Python number of rng seeds

In the docs (python 3.5) for initializing a random number from a seed:

random.seed(a=None, version=2)

Initialize the random number generator.

If a is omitted or None, the current system time is used. If
randomness sources are provided by the operating system, they are used
instead of the system time (see the os.urandom() function for details
on availability).

If a is an int, it is used directly.

With version 2 (the default), a str, bytes, or bytearray object gets
converted to an int and all of its bits are used. With version 1, the
hash() of a is used instead.

It does not make it clear how many seeds there are. An int has normally only 4 billion distinct values, but pythons include arbitrary precision:

x = 1
type(x) # <class 'int'>
y = 123456789123456789123456789123456789123456789123456789123456789123456789
type(y) # <class 'int'>
z = x+y
z-y # 1 (no rounding error for a 71 digit number)

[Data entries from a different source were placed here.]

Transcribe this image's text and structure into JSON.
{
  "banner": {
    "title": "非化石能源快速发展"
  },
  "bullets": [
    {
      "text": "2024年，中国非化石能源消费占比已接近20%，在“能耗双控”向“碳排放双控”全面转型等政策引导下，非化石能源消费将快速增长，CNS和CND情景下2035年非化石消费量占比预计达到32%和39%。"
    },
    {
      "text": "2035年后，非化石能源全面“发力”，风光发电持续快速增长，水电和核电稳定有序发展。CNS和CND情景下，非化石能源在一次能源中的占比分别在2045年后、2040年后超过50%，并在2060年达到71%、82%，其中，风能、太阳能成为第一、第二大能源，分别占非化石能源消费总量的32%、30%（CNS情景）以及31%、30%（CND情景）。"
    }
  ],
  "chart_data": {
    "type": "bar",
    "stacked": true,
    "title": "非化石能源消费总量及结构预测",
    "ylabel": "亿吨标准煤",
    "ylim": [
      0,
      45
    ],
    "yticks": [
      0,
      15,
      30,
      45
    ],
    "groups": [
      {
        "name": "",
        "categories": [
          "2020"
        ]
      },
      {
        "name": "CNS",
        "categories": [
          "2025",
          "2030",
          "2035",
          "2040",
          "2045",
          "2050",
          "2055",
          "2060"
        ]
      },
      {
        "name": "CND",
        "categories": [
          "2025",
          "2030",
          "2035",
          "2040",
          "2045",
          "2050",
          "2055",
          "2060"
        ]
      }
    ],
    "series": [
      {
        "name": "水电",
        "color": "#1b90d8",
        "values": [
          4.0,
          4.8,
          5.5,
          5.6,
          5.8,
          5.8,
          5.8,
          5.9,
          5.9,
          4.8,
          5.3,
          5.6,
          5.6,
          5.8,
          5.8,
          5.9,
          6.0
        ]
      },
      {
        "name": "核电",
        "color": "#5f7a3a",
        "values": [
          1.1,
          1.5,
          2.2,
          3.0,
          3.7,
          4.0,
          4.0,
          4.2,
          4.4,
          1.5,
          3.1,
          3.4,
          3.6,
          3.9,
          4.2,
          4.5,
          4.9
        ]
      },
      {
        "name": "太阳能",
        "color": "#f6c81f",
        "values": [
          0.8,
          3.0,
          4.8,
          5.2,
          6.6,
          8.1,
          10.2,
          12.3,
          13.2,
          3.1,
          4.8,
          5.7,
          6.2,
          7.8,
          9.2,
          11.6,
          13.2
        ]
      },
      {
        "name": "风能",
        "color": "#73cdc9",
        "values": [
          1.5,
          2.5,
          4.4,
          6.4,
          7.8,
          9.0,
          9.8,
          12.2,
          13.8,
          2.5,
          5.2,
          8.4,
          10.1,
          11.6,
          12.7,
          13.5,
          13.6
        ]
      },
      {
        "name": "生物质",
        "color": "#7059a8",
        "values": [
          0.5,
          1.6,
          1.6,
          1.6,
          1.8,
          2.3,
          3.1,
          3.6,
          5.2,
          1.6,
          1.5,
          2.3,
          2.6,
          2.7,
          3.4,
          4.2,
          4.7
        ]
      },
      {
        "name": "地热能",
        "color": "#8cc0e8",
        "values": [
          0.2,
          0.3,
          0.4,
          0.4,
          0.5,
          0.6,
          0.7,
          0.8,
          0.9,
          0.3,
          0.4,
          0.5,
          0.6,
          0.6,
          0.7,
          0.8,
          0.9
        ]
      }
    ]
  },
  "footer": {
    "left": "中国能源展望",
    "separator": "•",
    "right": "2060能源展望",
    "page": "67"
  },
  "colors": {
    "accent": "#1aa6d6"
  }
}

They say all of its bits are used but that could mean that the bits are used to make a digest that is a normal 32 bit int. Why does this matter? I need a make random patterns from seeds. In turn, I need to makes random sequences of patterns (the sequence in turn has a seed). A stream of random number generators will be subject to a "birthday attack" in which after a 100 thousand or so there is almost certainly going to be a duplicate if it's only 32 bits. Although this is not for cryptography, it's still undesirable.

Answer Source

What's great about open source is the ability to simply view the code with a question. This is the source of random.seed:

if a is None:
        # Seed with enough bytes to span the 19937 bit
        # state space for the Mersenne Twister
        a = int.from_bytes(_urandom(2500), 'big')
    except NotImplementedError:
        import time
        a = int(time.time() * 256) # use fractional seconds

if version == 2:
    if isinstance(a, (str, bytes, bytearray)):
        if isinstance(a, str):
            a = a.encode()
        a += _sha512(a).digest()
        a = int.from_bytes(a, 'big')

self.gauss_next = None

You can see that if version == 2 and str/bytes are provided, it takes the SHA512 of a, appends it, and uses int.from_bytes, generating a very large int and guaranteeing at least a 512-bit seed, even with very small custom inputs.

As noted below, the end result is that the seed is guaranteed to have a length of at least 624 bits.